細身のシャイボーイさんに出会ったのは、今年の2月。横浜でお気に入りの場所を聞く取材のはずが、ワンマンライブで初恋の鈴木さんに告白してフラれた話に急展開。彼の素朴さにやられて、もう一度会いたくなってメールを打ってみたら、「横浜の自宅で最後のラジオ収録があるので来てください」との連絡が。えっ、ラジオ!?  どーゆーこっちゃ? そういえば、やけにいい声だし、滑舌もいいし…。真相を確かめるべく、いざ、彼の実家の横浜・東戸塚へ。

15

──ラジオの収録ってどういうことですか?

 

「私の夢はラジオパーソナリティなので、昨年の4月からPodcastでラジオを毎週配信しているんです。実は、来週からこの実家を離れて都内で一人暮らしすることになりまして、今日が横浜での収録最終日なんです」

 

──んんっ、ラジオパーソナリティ!? ミュージシャンじゃなかったんですか?

 

「そもそもの出発は、音楽じゃなくてラジオです。元々ラジオが大好きなんですけど、今、ラジオの人気がないんですよ。このままじゃラジオがなくなっちゃうって思って、なくさない方法を考えたのが、自らラジオパーソナリティになることでした。それからギターを始めて、しゃべりの練習にもなるからとライブをしていた訳です」

 

──でも、どうしてラジオを好きになったんですか(若いのに)?

 

「中学生で初恋をして、その子とうまくしゃべれるにはどうしたらいいかって考えた時に出会ったのが、おしゃべりがメインのメディア、ラジオでした。パーソナリティのしゃべり方のマネをしたら、彼女が笑ってくれたりして…。なんて妄想しながら、初恋が終わった後もずっとラジオを聞いてました」

 

──しかし、自分でラジオ番組を作るだなんて。大変じゃないっすか?

 

「構成作家も入れてますが、構成、進行、録音、編集、歌の全作業を自分でやっています。特にしゃべりの部分は、アゴがシャクれているのでパーソナリティとしては大きなハンデ。音がこもりやすいタ行、カ行とかは発声しにくいので、最初の頃は苦労しました。かしこまり過ぎてもおもしろくないですし、丁寧な口調を突き詰めてもアナウンサーには勝てない。おもしろい芸人さんたちが出せないような程よい丁寧さ、誠実さを出せたらと思っています」

 

──おお、つか、結構大マジメなんですね。

 

「ラジオだけで食べていけるように、今年の4月からはスポンサーを入れています。スポンサーからいただいたお金で、機材を買ったり、構成作家にギャラを払ったり、自分の生活費に充てたりしているんです」

 

──本気の「ラジオ人」ですね……今後の展望は?

 

「まずはラジオの世界を盛り上げたいです。そのために私の使命は、おもしろいラジオ番組を作って、リスナーの数もラジオパーソナリティの数も増やすこと。構成作家やパーソナリティ志望の人がいたら、制作の技術を教えたり、自分の番組に出てもらったりして、私の番組からラジオ人が育っていけばいいなと思っています。そしてゆくゆくは、ラジオ局を作りたいです」 

 

26歳、細身のシャイボーイさんのアツい夢。恋バナをする時と違って、イキイキと輝いている彼を応援せずにはいられない! 

 

【細身のシャイボーイさんのグッときたラジオ番組おしえて!!】


『安住紳一郎の日曜天国』

毎週日曜 午前10:00~11:55放送 TBSラジオTBSアナウンサー・安住紳一郎がパーソナリティを務めるトークバラエティ。

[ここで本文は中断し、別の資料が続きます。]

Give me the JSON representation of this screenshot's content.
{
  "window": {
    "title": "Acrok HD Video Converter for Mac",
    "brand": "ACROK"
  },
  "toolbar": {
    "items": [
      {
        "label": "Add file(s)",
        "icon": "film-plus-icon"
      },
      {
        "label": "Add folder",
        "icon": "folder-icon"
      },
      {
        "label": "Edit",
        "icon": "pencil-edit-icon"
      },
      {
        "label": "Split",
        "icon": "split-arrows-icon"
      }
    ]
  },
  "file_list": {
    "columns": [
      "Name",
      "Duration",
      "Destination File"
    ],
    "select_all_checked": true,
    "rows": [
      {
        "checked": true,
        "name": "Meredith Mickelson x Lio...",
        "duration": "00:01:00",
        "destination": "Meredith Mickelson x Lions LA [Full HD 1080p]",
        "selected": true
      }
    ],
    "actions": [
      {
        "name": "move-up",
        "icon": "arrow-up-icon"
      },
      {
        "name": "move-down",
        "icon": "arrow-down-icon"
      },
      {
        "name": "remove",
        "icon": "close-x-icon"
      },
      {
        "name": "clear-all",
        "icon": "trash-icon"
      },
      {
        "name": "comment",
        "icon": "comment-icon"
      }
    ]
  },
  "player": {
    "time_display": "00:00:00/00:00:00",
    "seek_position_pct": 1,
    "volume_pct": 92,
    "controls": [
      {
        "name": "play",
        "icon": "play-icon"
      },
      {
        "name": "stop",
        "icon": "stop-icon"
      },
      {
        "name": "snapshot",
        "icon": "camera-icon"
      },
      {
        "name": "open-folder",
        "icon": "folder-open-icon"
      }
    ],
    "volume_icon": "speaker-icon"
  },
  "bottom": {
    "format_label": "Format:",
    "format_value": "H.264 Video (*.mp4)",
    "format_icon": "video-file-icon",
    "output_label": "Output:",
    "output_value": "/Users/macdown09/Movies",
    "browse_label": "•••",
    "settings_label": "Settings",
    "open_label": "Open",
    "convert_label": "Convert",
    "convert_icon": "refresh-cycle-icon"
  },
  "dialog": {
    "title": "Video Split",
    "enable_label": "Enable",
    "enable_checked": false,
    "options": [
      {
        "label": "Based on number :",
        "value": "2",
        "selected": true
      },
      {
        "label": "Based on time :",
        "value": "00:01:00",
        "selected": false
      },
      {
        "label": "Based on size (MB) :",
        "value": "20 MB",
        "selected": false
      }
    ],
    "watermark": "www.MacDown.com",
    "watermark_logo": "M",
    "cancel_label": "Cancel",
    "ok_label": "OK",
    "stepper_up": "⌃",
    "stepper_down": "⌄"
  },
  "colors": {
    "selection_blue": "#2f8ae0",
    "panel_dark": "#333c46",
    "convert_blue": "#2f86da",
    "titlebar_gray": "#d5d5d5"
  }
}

「毒舌があったり、テレビとは違った安住さんの一面が見られます。言葉が聴きやすくて、滑舌、発声、ボキャブラリーも豊富。安住さんスゴい!」

 

『月曜JUNK 伊集院光 深夜の馬鹿力』

毎週月曜 25:00~27:00 TBSラジオおよそ20年続く超人気番組。パーソナリティは、タレントの伊集院光。「私がラジオを聴き始めた10年前からご活躍されている大御所の番組。だから入りづらいかも…思っていたんですが、いきなり今から聴き始めても入り込めます!」

 

細身のシャイボーイさん

1989年1月10日生まれ。東京海洋大学在学中に作詞・作曲活動を始め、銀座の流しとして歌う。ライブ時は、船乗りの制服を着用する。夢はラジオスター。昨年4月からPodcastで『細身のシャイボーイのアコースティックラジオ』を毎週日曜に配信し続けている。